Mocidade Independente de Padre Miguel homenageia Rita Lee com enredo sobre ditadura militar
A Mocidade Independente de Padre Miguel transformou a Marquês de Sapucaí em um palco de memória e resistência ao apresentar um enredo que retratou o período da ditadura militar na vida da cantora Rita Lee, homenageada neste carnaval. A escola de samba abordou de forma contundente a prisão da artista, a censura às suas músicas e a perseguição política que ela enfrentou durante os anos de repressão no Brasil.

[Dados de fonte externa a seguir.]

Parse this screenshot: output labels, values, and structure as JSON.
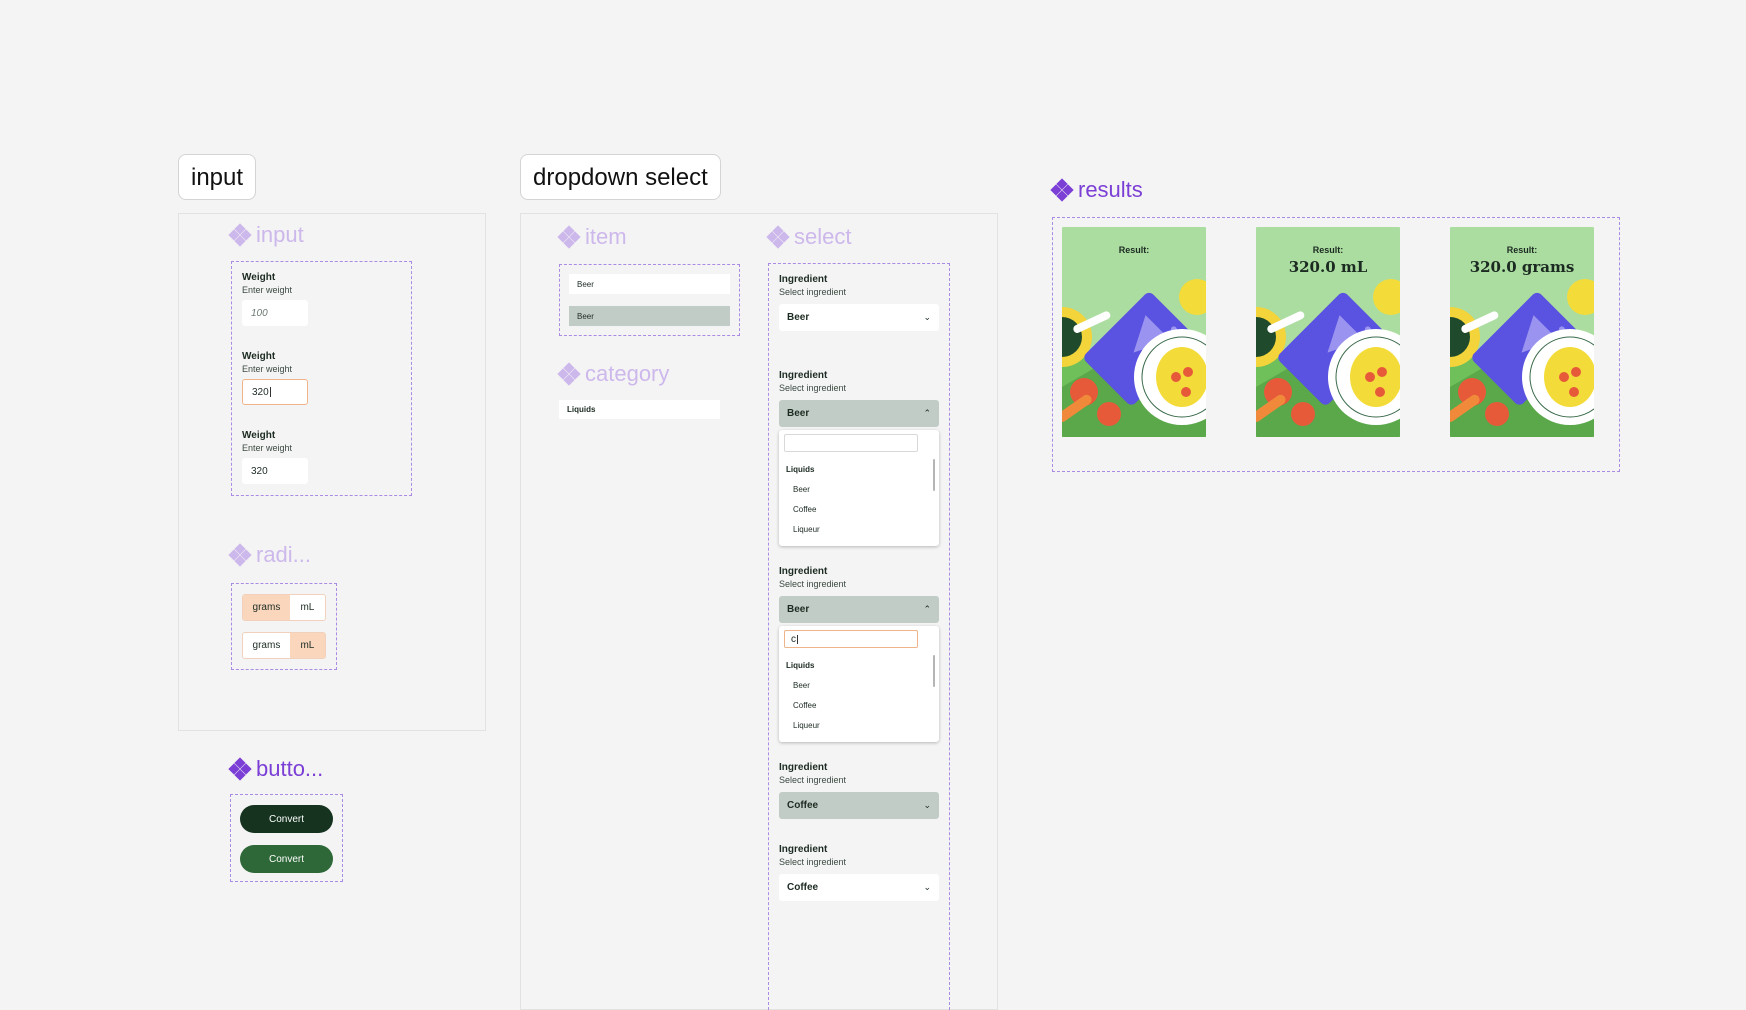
{
  "sections": {
    "input": "input",
    "dropdown": "dropdown select",
    "results": "results"
  },
  "components": {
    "input": "input",
    "radio": "radi...",
    "button": "butto...",
    "item": "item",
    "category": "category",
    "select": "select"
  },
  "inputs": [
    {
      "label": "Weight",
      "sub": "Enter weight",
      "value": "100",
      "state": "placeholder"
    },
    {
      "label": "Weight",
      "sub": "Enter weight",
      "value": "320",
      "state": "focused"
    },
    {
      "label": "Weight",
      "sub": "Enter weight",
      "value": "320",
      "state": "filled"
    }
  ],
  "radios": [
    {
      "a": "grams",
      "b": "mL",
      "selected": "grams"
    },
    {
      "a": "grams",
      "b": "mL",
      "selected": "mL"
    }
  ],
  "buttons": [
    {
      "label": "Convert",
      "color": "#15331f"
    },
    {
      "label": "Convert",
      "color": "#2e6838"
    }
  ],
  "items": [
    {
      "label": "Beer",
      "state": "default"
    },
    {
      "label": "Beer",
      "state": "hover"
    }
  ],
  "category": {
    "label": "Liquids"
  },
  "selects": [
    {
      "label": "Ingredient",
      "sub": "Select ingredient",
      "value": "Beer",
      "state": "closed"
    },
    {
      "label": "Ingredient",
      "sub": "Select ingredient",
      "value": "Beer",
      "state": "open",
      "search": "",
      "category": "Liquids",
      "options": [
        "Beer",
        "Coffee",
        "Liqueur"
      ]
    },
    {
      "label": "Ingredient",
      "sub": "Select ingredient",
      "value": "Beer",
      "state": "open-search",
      "search": "c",
      "category": "Liquids",
      "options": [
        "Beer",
        "Coffee",
        "Liqueur"
      ]
    },
    {
      "label": "Ingredient",
      "sub": "Select ingredient",
      "value": "Coffee",
      "state": "hover"
    },
    {
      "label": "Ingredient",
      "sub": "Select ingredient",
      "value": "Coffee",
      "state": "closed"
    }
  ],
  "results": [
    {
      "label": "Result:",
      "value": ""
    },
    {
      "label": "Result:",
      "value": "320.0 mL"
    },
    {
      "label": "Result:",
      "value": "320.0 grams"
    }
  ],
  "colors": {
    "accent": "#7b3fd6",
    "accent_light": "#cdb8ec",
    "focus_border": "#f0b48a",
    "segment_on": "#f9d6bc",
    "card_bg": "#abdca0"
  },
  "icons": [
    "component-icon",
    "chevron-down-icon",
    "chevron-up-icon"
  ]
}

Comissão de frente recria prisão emblemática
As referências ao regime autoritário começaram logo na comissão de frente, onde uma jovem Rita Lee foi retirada à força de seu jipe e apareceu encarcerada, cercada por soldados. Em um ato de desafio simbólico, a bailarina Pâmela Philigret, que representou a cantora na encenação, acendeu um cigarro no meio da cela, demonstrando a postura irreverente da artista. A cena seguiu com a intervenção de bruxas, que libertaram Rita, transformando as grades da prisão em um disco voador, de onde ela emergiu com seu violão, simbolizando a liberdade criativa.
Carro alegórico "Xadrez 21" representa o cárcere
O terceiro carro alegórico, batizado de "Xadrez 21", trouxe uma representação do cárcere onde Rita Lee ficou presa após ser acusada de porte de maconha. Segundo a escola, a artista era vista pelas autoridades como "uma artista imoral e obscena", considerada uma afronta à "tradicional família brasileira". A alegoria foi concebida como uma grande prisão, com uma escultura de um policial ao fundo simbolizando a repressão do período. Componentes caracterizados como presidiárias representavam as companheiras de cela da cantora, enquanto integrantes fantasiados de carcereiros faziam a escolta.
À frente do carro, a figura da "Ovelha Negra", personagem marcante da trajetória de Rita Lee, apareceu também com um cigarro, em uma referência direta à postura desafiadora da artista diante do que a agremiação classificou como preconceito e caretice da época. Soldados estilizados como "soldadinhos dos anos de chumbo" completaram a composição, reforçando o clima de opressão.
Ala "Prisioneira" evoca perseguição política
A oitava ala, denominada "Prisioneira", fez uma referência explícita à detenção da artista. Os componentes desfilaram com jaulas de rodinhas e trajes listrados em preto e branco, aludindo às roupas de presidiária. Nas laterais, integrantes caracterizados como policiais realizavam a escolta, representando o que a escola descreveu como perseguição à cantora por sua "rebeldia e atitudes transgressoras".
Censura como elemento central da repressão
A censura foi outro pilar fundamental da representação. De acordo com o enredo, Rita Lee foi uma das artistas mais censuradas do período, tendo músicas e até um álbum inteiro vetados pelas autoridades. A musa da escola, Patrícia Parada, desfilou com uma fantasia inspirada nos agentes da censura e da repressão, remetendo ao uniforme policial da época. A proposta, segundo a agremiação, foi simbolizar a atuação do Estado para "censurar, reprimir, calar e conter os opositores naqueles anos de chumbo".
Através de uma narrativa visual poderosa, a Mocidade Independente não apenas celebrou a vida e obra de Rita Lee, mas também trouxe à tona um capítulo sombrio da história brasileira, lembrando a luta pela liberdade de expressão e os abusos cometidos durante o regime militar.